There is an analogous statement for the Stirling numbers of second kind ${n \brace k}$ which is quite easy to prove from the explicit formula $$k!{n \brace k}=(-1)^k\sum_{j=0}^{j=k}(-1)^j\binom{k}{j}j^n $$ But I do not know of an analogous explicit formula for the first kind...
On
Here is another very different argument, which seems to work but only in one direction:$$x^{\underline n}=\prod_{i=0}^{n-1}(x-i)=(-1)^nn!\sum_{\sum_{i=1}^{i=n} {i.n_i=n}}\prod_{i=1}^{i=n}\frac{(-x)^{n_i}}{i^{n_i}n_i!}$$ The big sigma is over all the integer partitions of $n$, i.e. over all the n-uplets $(n_1,..,n_n), n_i\ge0$ such that $\sum_{i=1}^{i=n} {i.n_i=n}$
then $$s(n,k)=(-1)^{n+k}n!\sum\prod_{i=1}^{i=n}\frac{1}{i^{n_i}n_i!}$$ here the sum is over all the integer partitions of $n$ with $k$ summands.
Since $n_i\le n$, all the prime divisors of $\prod_{i=1}^{i=n}i^{n_i}n_i!$ are $\le n$, but actually apart from the single partition with $k=n$ summands $(n_1=n,n_i=0, i\gt1)$ and the single partition with $k=1$ summand $(n_i=0, i \lt n,n_n=1 )$ all the prime divisors of $\prod_{i=1}^{i=n}i^{n_i}n_i!$ are $\lt n$ because in these cases $n_n=0$ and $n_i\lt n$. Then, the denominator on the right hand side of the above explicit formula for $s(n,k)$ has only prime factors which are $\lt n$, then if $n$ is prime, it is also a divisor of $s(n,k)$.

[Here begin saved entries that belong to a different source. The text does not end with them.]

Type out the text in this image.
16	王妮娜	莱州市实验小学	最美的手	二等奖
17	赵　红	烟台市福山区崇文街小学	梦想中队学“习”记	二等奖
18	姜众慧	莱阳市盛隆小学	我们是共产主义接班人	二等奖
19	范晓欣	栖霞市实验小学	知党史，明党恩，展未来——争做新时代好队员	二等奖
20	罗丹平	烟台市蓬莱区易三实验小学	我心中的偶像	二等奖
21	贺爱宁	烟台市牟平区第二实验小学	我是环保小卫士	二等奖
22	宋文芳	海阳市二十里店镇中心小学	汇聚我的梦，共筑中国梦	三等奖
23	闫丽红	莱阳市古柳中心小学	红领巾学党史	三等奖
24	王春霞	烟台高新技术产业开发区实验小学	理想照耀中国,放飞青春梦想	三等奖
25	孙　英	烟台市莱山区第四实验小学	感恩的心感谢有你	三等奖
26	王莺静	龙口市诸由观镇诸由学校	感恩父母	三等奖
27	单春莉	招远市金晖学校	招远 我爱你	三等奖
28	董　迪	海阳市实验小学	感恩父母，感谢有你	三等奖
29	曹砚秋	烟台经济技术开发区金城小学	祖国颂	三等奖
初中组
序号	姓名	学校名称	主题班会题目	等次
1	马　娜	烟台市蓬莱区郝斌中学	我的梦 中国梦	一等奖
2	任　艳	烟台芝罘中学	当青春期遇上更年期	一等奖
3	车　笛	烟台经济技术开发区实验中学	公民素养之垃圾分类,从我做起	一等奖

From here I don't know how to complete the demonstration in the other direction..
Work in the polynomial ring $(\Bbb Z/p\Bbb Z)[x]$: in that ring $x^{\underline p}=x^p-x$, since both polynomials are monic of degree $p$ and have roots $0,\ldots,p-1$. Now just equate coefficients to get the positive part of the result.

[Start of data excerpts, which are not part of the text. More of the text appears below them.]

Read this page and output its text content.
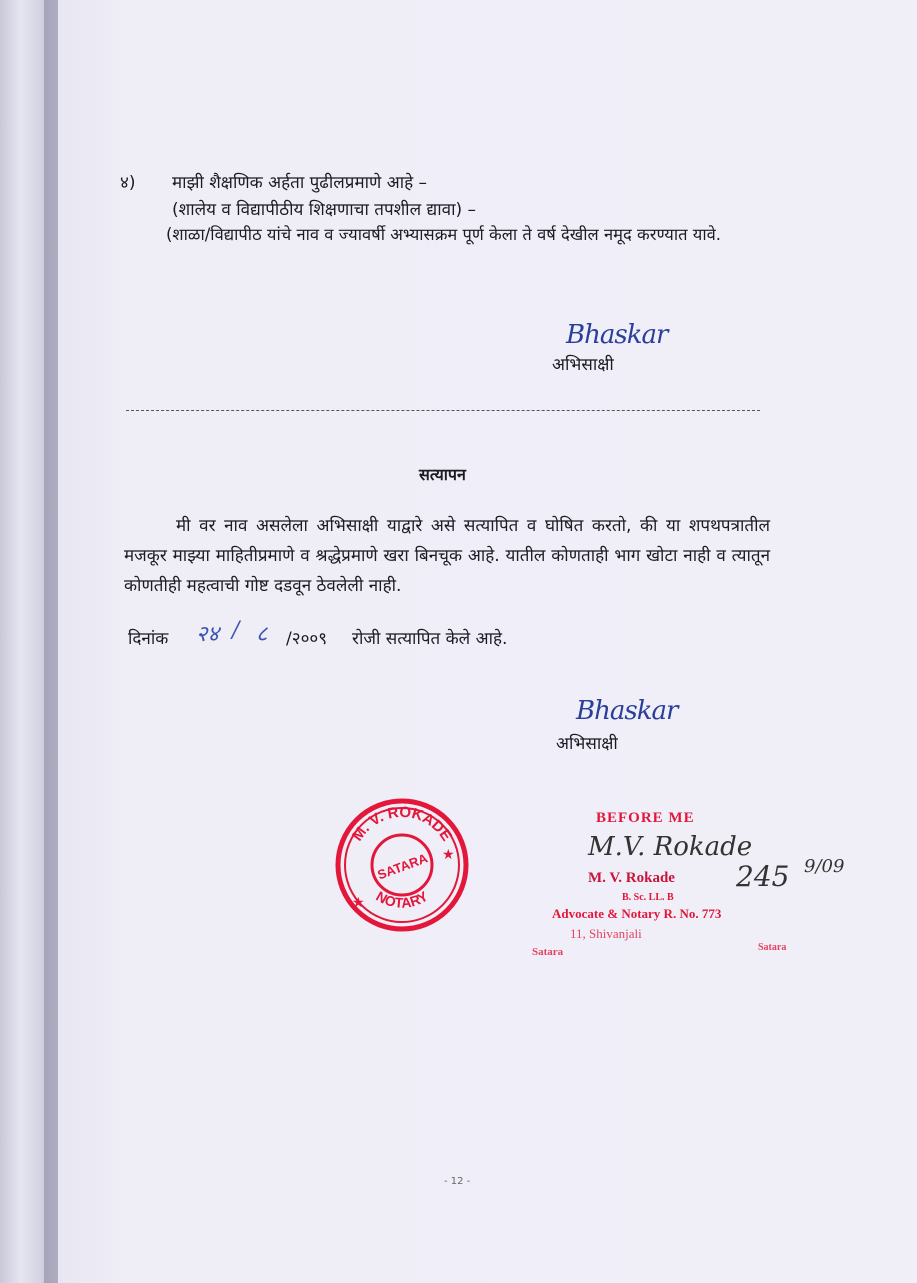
४) माझी शैक्षणिक अर्हता पुढीलप्रमाणे आहे –
(शालेय व विद्यापीठीय शिक्षणाचा तपशील द्यावा) –
(शाळा/विद्यापीठ यांचे नाव व ज्यावर्षी अभ्यासक्रम पूर्ण केला ते वर्ष देखील नमूद करण्यात यावे.
Bhaskar
अभिसाक्षी
सत्यापन
मी वर नाव असलेला अभिसाक्षी याद्वारे असे सत्यापित व घोषित करतो, की या शपथपत्रातील मजकूर माझ्या माहितीप्रमाणे व श्रद्धेप्रमाणे खरा बिनचूक आहे. यातील कोणताही भाग खोटा नाही व त्यातून कोणतीही महत्वाची गोष्ट दडवून ठेवलेली नाही.
दिनांक २४ / ८ /२००९ रोजी सत्यापित केले आहे.
Bhaskar
अभिसाक्षी
M. V. ROKADE
NOTARY
SATARA
★
★
BEFORE ME
M. V. Rokade
B. Sc. LL. B
Advocate & Notary R. No. 773
11, Shivanjali
Satara	Satara
M.V. Rokade
245 9/09
- 12 -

For the negative result, suppose that $n$ is not prime, let $p$ be a prime dividing $n$, and let $m=\frac{n}p$. Then
$$\begin{align*} x^{\underline n}&=\prod_{i=0}^{n-1}(x-i)=\prod_{k=0}^{m-1}\prod_{\ell=0}^{p-1}(x-kp-\ell)=\prod_{k=0}^{m-1}\prod_{\ell=0}^{p-1}(x-\ell)\\\\ &=\left(x^{\underline p}\right)^m=\left(x^p-x\right)^m=x^m\left(x^{p-1}-1\right)^m\;, \end{align*}$$
and it follows that $s(n,m)\equiv(-1)^m\not\equiv 0\pmod p$.
For many more results on congruences involving Stirling numbers of the first kind see Rhodes Peele, A.J. Radcliffe, and Herbert S. Wilf, Congruence problems involving Stirling numbers of the first kind [PDF]. What I did here is a special case of results there.